Arrests Over Albania Building Collapse

10 November 2008  Tirana – Eight people were arrested after the collapse of an apartment building in southern Albania left two women dead, a young girl missing and four others injured.

Rescue crews continued on Monday to search for a 12-year-old girl that is believed to be under the debris of the building that collapsed on Sunday in the southern Albanian city of Gjirokastra, close to the Greek border.

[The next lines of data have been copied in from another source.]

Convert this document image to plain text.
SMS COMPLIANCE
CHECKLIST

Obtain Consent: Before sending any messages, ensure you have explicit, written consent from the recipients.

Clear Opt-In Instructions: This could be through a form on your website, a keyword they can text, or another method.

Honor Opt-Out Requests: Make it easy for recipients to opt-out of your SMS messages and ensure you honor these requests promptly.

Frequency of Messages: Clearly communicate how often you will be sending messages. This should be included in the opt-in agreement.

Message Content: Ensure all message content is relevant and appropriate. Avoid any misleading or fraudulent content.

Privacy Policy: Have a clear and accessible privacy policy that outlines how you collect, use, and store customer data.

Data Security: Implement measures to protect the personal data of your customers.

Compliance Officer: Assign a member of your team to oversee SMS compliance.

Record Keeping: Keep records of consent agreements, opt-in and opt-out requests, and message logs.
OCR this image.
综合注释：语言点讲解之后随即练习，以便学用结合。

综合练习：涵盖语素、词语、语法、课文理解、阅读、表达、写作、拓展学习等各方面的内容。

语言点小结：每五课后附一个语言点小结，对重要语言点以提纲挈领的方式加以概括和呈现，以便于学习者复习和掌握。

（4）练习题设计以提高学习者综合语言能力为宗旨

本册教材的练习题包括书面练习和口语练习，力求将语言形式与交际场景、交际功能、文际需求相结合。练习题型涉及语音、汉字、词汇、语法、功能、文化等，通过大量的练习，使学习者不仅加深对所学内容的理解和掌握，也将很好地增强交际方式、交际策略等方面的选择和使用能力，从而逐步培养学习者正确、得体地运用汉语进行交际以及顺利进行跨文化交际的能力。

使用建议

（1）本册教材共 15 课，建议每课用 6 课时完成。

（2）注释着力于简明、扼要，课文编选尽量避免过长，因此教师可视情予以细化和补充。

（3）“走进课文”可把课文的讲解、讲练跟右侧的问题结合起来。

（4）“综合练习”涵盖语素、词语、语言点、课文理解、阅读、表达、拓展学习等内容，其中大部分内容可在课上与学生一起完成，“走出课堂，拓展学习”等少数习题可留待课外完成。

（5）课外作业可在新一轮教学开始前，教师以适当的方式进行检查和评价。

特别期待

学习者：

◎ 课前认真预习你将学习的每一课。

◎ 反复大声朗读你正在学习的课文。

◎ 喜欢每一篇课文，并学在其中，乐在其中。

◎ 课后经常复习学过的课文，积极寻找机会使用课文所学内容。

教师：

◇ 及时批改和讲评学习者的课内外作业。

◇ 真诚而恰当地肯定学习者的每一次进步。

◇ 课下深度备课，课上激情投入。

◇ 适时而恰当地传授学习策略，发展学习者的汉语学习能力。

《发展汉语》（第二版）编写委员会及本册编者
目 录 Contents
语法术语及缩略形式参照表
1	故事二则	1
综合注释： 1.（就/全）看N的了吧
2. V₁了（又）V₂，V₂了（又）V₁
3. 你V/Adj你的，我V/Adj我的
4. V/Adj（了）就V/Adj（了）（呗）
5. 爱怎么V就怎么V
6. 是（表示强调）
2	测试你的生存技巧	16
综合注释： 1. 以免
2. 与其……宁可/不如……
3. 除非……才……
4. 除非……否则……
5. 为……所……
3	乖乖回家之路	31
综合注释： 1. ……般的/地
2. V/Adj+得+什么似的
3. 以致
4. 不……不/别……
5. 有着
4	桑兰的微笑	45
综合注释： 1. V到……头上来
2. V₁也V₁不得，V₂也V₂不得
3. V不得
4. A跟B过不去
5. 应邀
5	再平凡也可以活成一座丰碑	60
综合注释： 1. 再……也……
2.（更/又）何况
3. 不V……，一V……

The first victim, a 65-year-old woman, was pulled out on Monday morning. Emergency crews, firefighters and police launched a rescue mission after the apartment building where 30 families lived collapsed.
So far four people have been taken to the local hospital.

According to the Ministry of Interior, construction work on a new building at the base of the hill – where the apartment block is located – may have caused the collapse. The owner of the construction firm, it’s technical director and six local officials were placed under arrest.

Real estate has been booming in Albania for a decade. Price increases were fuelled by strong domestic demand, availability of mortgage loans, fast-flowing remittances from family members working abroad and a strong migratory trend from rural to urban areas.

Nowhere domestically has the economic buoyancy yielded greater change than in the property market, with the construction industry accounting for 47 per cent of overall economic activity in 2006.

However, the fast pace of growth, coupled with weak state institutions and corruption, has reduced oversight on constriction sites.

The local office of the watchdog group Transparency International stated on Sunday that the incident was the result of lack of regulations and weak enforcement of existing rules in the construction industry because of corruption.

The local media reported that the inhabitants of the collapsed building had continually complained about the construction and had even had filed a suit against the developers of the new building.

Morning shows in TV stations were filled with calls from people reporting similar situations.